The pharmaceutical industry is experiencing a significant transformation, driven by the integration of artificial intelligence (AI) and more current Generative AI (GenAI) into aspects of drug discovery, clinical trials, and patient care. While these advancements promise substantial benefits, from accelerating drug development to providing more personalized medical treatments, the GenAI revolution raises ethical considerations regarding data protection, privacy, and the responsible use of technology.

Balancing AI benefits and risks in the pharmaceutical industry
AI brings many benefits to life sciences companies. Both traditional and GenAI enhance efficiency and can automate repetitive tasks. In the medical sphere, GenAI already looks promising against traditional diagnostic models in detecting illnesses like cancer. That early detection could be the difference in stopping its spread before it is too late. Though it’s early, these remarkable, potential benefits of GenAI models are coming.

Traditional AI already is widely used by organizations that go beyond just pharmaceutical. For example, it can analyze data and discover patterns in customer behavior to narrow down the right customer base, and ultimately to increase sales. Using Next-best Action, AI sends missing critical or actionable insights to your sales rep so that they understand about and react to previous experiences.

What’s important to remember is that GenAI, particularly Large Language Models (LLMs) like ChatGPT, is still in its infancy. With GenAI, the possibilities expand further than with traditional AI. Chatbots can answer many of the routine questions that people have for customer service, saving them hours waiting for a live representative while also saving the company money. Microsoft Copilot allows users to gather information spread across all their Microsoft platforms — Word, Teams, Excel, Outlook email – in seconds, giving them what some call the world’s fastest personal assistant. Not only that, but Copilot will anticipate your needs while using the Microsoft suite and make online suggestions for you, speeding up your work and making you more efficient.

While traditional AI typically operates within a closed network, GenAI involves LLMs that draw from vast public domain data, a distinction that raises critical questions about data privacy and security.

Ethical questions about AI and private patient data 
One of the primary ethical concerns in the pharmaceutical industry is the protection of patient data. Traditional AI is typically done within the confines of a company’s private network, but GenAI is different. GenAI models require access to extensive public domain data to operate, potentially exposing sensitive patient information. This dilemma raises concerns about data breaches and unauthorized access.

Clearly there is a need for strict boundaries and guardrails to protect private information and intellectual property (IP) when using GenAI. There are some solutions in play, such as creating private LLMs or collaborating with AI providers that commit not to store client data. For instance, Tableau’s new TableauGPT claims that it “allows administrators to enable trusted, ethical, and open GPT-powered experiences that fit the business needs without compromising data security and privacy.” Despite claims like these, it is still early in the GenAI revolution, so ethical data strategies are crucial for AI in the pharmaceutical industry moving forward.

Potential ethical AI strategies
What should any organization consider when navigating the ethical landscape of AI? Here are a few starting points to consider.

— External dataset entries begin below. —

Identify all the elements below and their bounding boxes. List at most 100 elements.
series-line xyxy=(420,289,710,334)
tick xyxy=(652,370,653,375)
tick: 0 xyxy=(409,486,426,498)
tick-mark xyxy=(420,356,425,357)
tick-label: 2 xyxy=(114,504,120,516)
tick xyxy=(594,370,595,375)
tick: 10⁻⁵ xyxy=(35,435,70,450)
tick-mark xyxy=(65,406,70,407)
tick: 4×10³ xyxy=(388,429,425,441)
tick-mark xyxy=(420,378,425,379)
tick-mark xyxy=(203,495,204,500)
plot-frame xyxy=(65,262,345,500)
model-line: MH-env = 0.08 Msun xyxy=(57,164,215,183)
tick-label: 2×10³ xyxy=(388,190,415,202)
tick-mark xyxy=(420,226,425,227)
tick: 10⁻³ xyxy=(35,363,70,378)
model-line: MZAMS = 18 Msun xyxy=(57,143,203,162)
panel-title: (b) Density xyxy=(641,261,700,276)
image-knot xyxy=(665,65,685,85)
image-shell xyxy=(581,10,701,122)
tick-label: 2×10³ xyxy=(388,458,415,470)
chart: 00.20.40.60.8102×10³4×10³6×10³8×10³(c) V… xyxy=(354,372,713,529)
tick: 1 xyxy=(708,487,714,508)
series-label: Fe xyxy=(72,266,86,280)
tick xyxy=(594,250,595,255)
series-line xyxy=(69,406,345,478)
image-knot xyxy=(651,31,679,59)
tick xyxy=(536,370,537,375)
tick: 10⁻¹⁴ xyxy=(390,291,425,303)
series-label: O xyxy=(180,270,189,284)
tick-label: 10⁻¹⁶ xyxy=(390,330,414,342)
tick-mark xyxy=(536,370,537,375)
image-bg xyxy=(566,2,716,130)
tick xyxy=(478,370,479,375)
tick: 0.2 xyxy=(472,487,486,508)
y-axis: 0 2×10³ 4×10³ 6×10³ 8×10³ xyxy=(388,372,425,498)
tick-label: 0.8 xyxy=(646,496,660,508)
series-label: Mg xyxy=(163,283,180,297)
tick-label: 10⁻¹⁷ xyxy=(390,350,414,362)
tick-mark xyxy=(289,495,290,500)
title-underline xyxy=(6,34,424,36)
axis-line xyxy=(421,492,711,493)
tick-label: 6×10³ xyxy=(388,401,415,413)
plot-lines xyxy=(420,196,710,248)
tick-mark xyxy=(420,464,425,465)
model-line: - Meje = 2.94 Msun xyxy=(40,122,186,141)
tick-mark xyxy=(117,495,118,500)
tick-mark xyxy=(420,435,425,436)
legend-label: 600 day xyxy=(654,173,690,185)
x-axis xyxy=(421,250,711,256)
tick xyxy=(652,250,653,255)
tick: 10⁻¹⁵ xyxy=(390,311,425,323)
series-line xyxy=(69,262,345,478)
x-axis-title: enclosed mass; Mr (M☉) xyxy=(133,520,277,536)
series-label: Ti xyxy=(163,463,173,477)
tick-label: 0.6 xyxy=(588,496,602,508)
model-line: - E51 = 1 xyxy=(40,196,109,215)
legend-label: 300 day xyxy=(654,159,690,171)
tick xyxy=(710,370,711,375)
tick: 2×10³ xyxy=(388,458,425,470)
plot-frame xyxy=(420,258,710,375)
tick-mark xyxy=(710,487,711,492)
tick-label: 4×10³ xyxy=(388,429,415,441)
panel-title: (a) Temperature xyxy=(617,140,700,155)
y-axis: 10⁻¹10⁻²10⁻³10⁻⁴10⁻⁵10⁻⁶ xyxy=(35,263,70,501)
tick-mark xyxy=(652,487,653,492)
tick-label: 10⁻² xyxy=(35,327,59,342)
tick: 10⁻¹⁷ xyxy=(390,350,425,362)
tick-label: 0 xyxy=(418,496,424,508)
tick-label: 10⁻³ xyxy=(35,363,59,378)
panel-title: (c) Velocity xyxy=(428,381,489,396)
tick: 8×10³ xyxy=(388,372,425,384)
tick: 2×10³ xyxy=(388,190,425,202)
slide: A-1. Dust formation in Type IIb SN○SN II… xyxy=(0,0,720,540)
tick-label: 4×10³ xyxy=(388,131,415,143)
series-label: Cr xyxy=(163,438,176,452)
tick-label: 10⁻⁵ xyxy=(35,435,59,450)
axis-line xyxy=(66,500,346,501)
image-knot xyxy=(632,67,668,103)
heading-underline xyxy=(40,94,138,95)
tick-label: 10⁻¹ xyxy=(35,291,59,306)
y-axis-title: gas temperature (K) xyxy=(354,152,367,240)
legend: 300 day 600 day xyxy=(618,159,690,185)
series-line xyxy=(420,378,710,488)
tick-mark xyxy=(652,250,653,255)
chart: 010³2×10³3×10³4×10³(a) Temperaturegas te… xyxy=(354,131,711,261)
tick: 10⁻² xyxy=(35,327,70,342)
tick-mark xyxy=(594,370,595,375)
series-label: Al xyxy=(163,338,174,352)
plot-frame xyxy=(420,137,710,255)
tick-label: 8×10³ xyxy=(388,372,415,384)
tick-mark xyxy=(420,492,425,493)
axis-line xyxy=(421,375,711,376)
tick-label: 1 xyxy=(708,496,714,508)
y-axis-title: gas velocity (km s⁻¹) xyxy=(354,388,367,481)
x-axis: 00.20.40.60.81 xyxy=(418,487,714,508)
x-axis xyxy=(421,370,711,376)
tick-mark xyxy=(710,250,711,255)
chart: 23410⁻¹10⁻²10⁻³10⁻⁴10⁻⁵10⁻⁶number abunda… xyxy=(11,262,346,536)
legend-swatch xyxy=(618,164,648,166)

  1. Put IA before AI. This excellent advice came from the company Teradata six months before ChatGPT4’s release. Prioritize Information Architecture (IA) to ensure data quality and cleanliness before implementing AI solutions.
     
  2. Consider the role of data governance. You need to ensure that robust data collection, data cleaning, and data modeling are done in the right way before your data goes to a model.
     
  3. Educate executives about what is needed for AI. Executives rarely see the bulk of the behind-the-scenes work that goes into drug production. The same is true about GenAI, so they might not immediately understand why you need a new data architect or other resources to support your AI work. You must consistently advocate for the importance of data architecture and AI to executives to gain their support, and so they understand what your data team needs.
     
  4. Make Compliance and Legal team allies. Collaborate closely with compliance and legal teams to ensure ethical AI practices. Rules and regulations can vary between teams within a company, between companies, and between industries, so the best thing to do is constantly ask questions and communicate with legal and compliance: What are the rules? What are the guardrails in place? What are the restrictions with AI? Am I allowed to use this? Only then can you put forward a solution with confidence.
     
  5. Encourage users to do self-service analytics. Once guardrails are in place, empower experienced users to perform self-service analytics. This way, you will not be bogged down with small requests. You would do better to conserve your data team’s time and energy for a bigger initiative or a more critical innovation.

Complements, not replacements
In many cases, AI and GenAI serve as complements that enhance employee efficiency and drive innovation, not only within the pharmaceutical industry, but within yours, too. It will not look the same across every industry. For some, AI might replace resources. For others, it could free up resources, and for still others, it might automate repetitive tasks that used to take you two hours to do every day. But for nearly every industry, AI will complement what people are doing and make workers more efficient. Before you can fully experience the benefits of AI in pharma or any industry, you must have your bases covered around privacy, ethics, quality, and governance.
 

Disclaimer: The views and opinions expressed in this article are those of the author and do not necessarily reflect the views or positions of his employer.